Bu boyutlardan hareket ederek iletme sürecini formelleştirmeye ağırlık veren sibernetik iletişim teorisi, mesajın semantik özelliklerinden ziyade, mantıksal özelliklerine odaklasan bir yaklaşım olarak görünmektedir.
Spinozacı İnanç Modeli
İnançlar konusunda yaygın olan klasik Dekartçı görüş, bireyin kendisine gelen enformasyonları aldığında öncelikle, bunların anlamını anladığını ve sonra doğru veya yanlış olduklarına karar verdiğini varsaymaktadır.
Buna karşılık Gilbert ve ark. (1990; 1993) tarafından ortaya atılan ve Spinozacı model olarak anılan inanç modeli, bir enformasyonun (veya bir cümlenin) anlaşılmasının, bu enformasyonun doğru olarak kabulünü içermektedir. Bu enformasyon, ancak daha sonra ve büyük bilişsel çabalarla atılabilmektedir. İnsan, bir enformasyonu değerlendirmek bakımından bilişsel kapasite ve kaynaklarında bir eksiklik olduğunda, Dekartçı modele göre belirsizlikte kalır ve karar veremez; Spinozacı modele göre ise bu enformasyona inanma eğilimindedir.
Gilbert ve arkadaşlarının "okuduğunuza inanmamanız mümkün değildir" şeklinde dile getirdikleri bu görüş, bir başka düzlemde, yanlış, hatalı mesajların, önyargıların, yalancı tanıklıkların, temelsiz izlenimlerin etkilerini anlamamızı ("çamur at izi kalsın") sağlamakta ve meslek eliklerinin önemini ortaya koymaktadır.

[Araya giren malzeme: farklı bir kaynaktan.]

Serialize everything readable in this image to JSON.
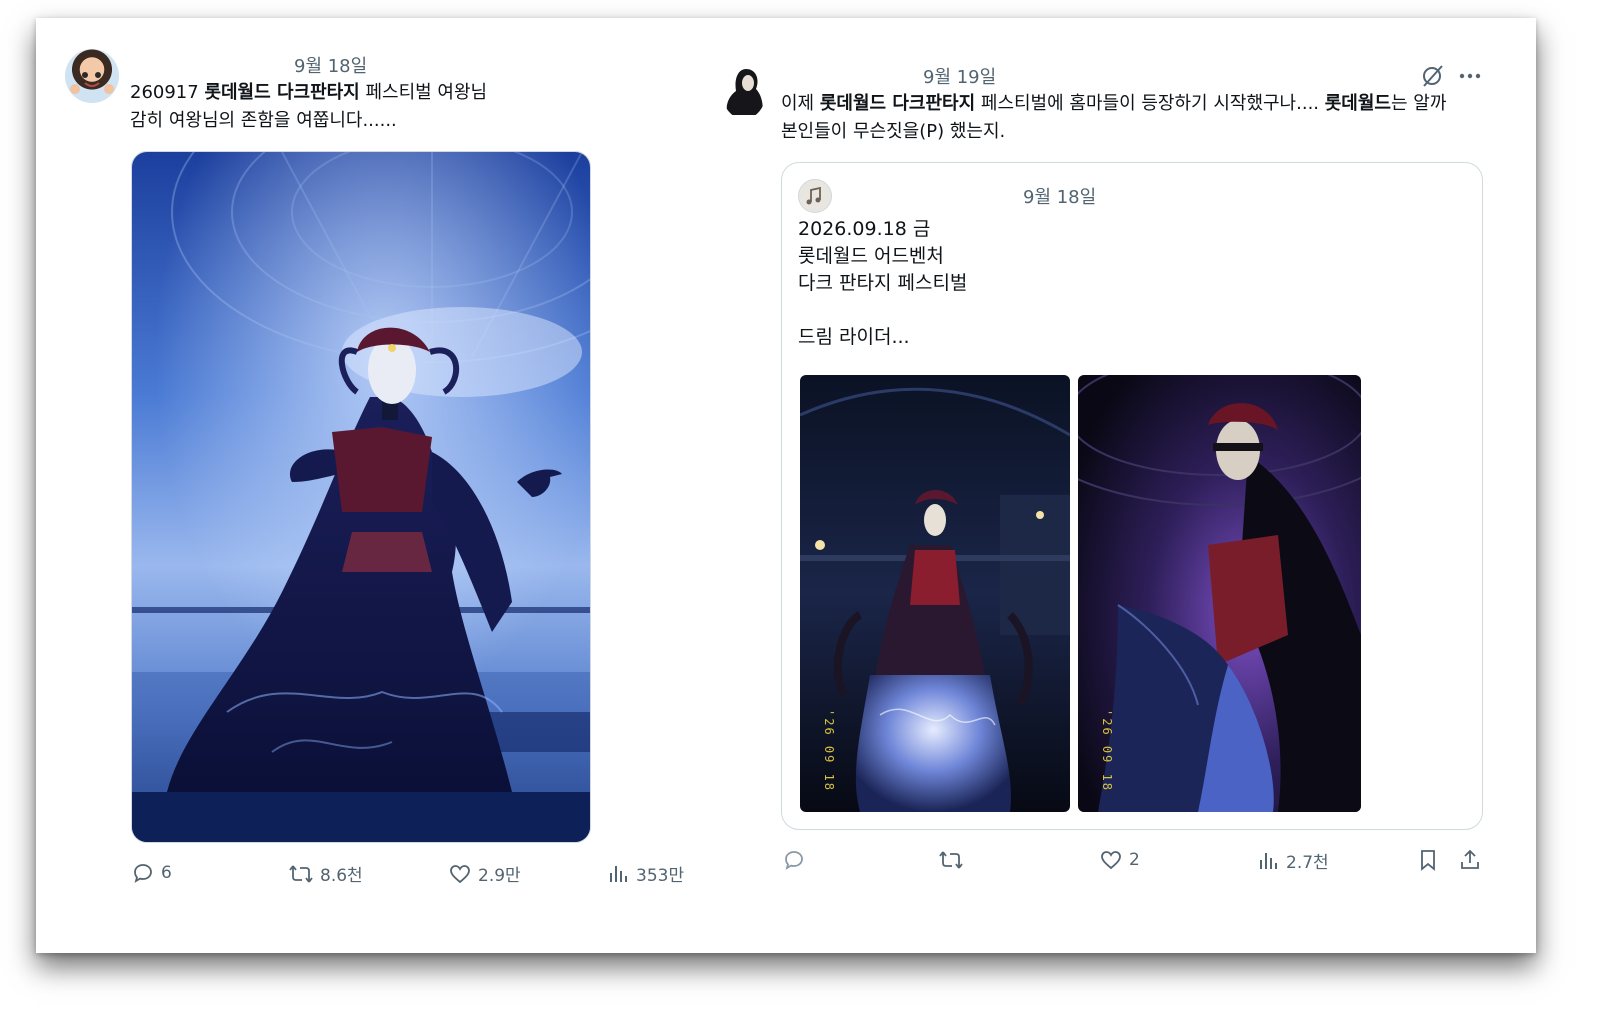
{
  "post_left": {
    "date": "9월 18일",
    "line1_prefix": "260917 ",
    "line1_bold": "롯데월드 다크판타지",
    "line1_suffix": " 페스티벌 여왕님",
    "line2": "감히 여왕님의 존함을 여쭙니다......",
    "actions": {
      "replies": "6",
      "reposts": "8.6천",
      "likes": "2.9만",
      "views": "353만"
    }
  },
  "post_right": {
    "date": "9월 19일",
    "line1_prefix": "이제 ",
    "line1_bold": "롯데월드 다크판타지",
    "line1_mid": " 페스티벌에 홈마들이 등장하기 시작했구나.... ",
    "line1_bold2": "롯데월드",
    "line1_suffix": "는 알까",
    "line2": "본인들이 무슨짓을(P) 했는지.",
    "actions": {
      "likes": "2",
      "views": "2.7천"
    },
    "quote": {
      "date": "9월 18일",
      "lines": [
        "2026.09.18 금",
        "롯데월드 어드벤처",
        "다크 판타지 페스티벌",
        "",
        "드림 라이더..."
      ],
      "photo_stamp": "'26 09 18"
    }
  },
  "colors": {
    "text": "#0f1419",
    "secondary": "#536471",
    "border": "#cfd9de"
  }
}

Süreçsel Süreklilik Modeli
İzlenim oluşumuyla sonuçlanan süreçleri betimlemeyi amaçlayan bir modeldir (Fiske ve Pavelchack, 1986; Fiske ve Neuberg, 1990). Bu modele göre birey, diğeri hakkındaki izlenimini, çeşitli süreçleri izleyerek oluşturur. Bu süreçler, hedef kişinin özel nitelikleri (davranışlar, sözler, vücut pozisyonları, vb.) üstünde odaklaşma derecelerine göre birbirinden ayrılırlar.
Bu süreçleri tanımlamak, onları, kişinin özel niteliklerine atfettiğimiz önemi ve onları kullanış düzeyimizi gösteren bir continuum üstünde yerleştirmek demektir. Çizginin bir ucunda, kategorilere dayalı süreçler bulunur ve bunlar hedef kişinin bir veya daha çok sayıda sosyal kategorinin (etnik, kültürel, cinsel, vb.) temsilcisi olarak imajını üretirler. Diğer uçta ise birey-selleştirici yargı süreçleri bulunur ve bunlar hedef kişinin özgül niteliklerine dayanırlar. Bu iki uç arasında her iki nitelik grubundan da beslenen karma özellikler yer alırlar.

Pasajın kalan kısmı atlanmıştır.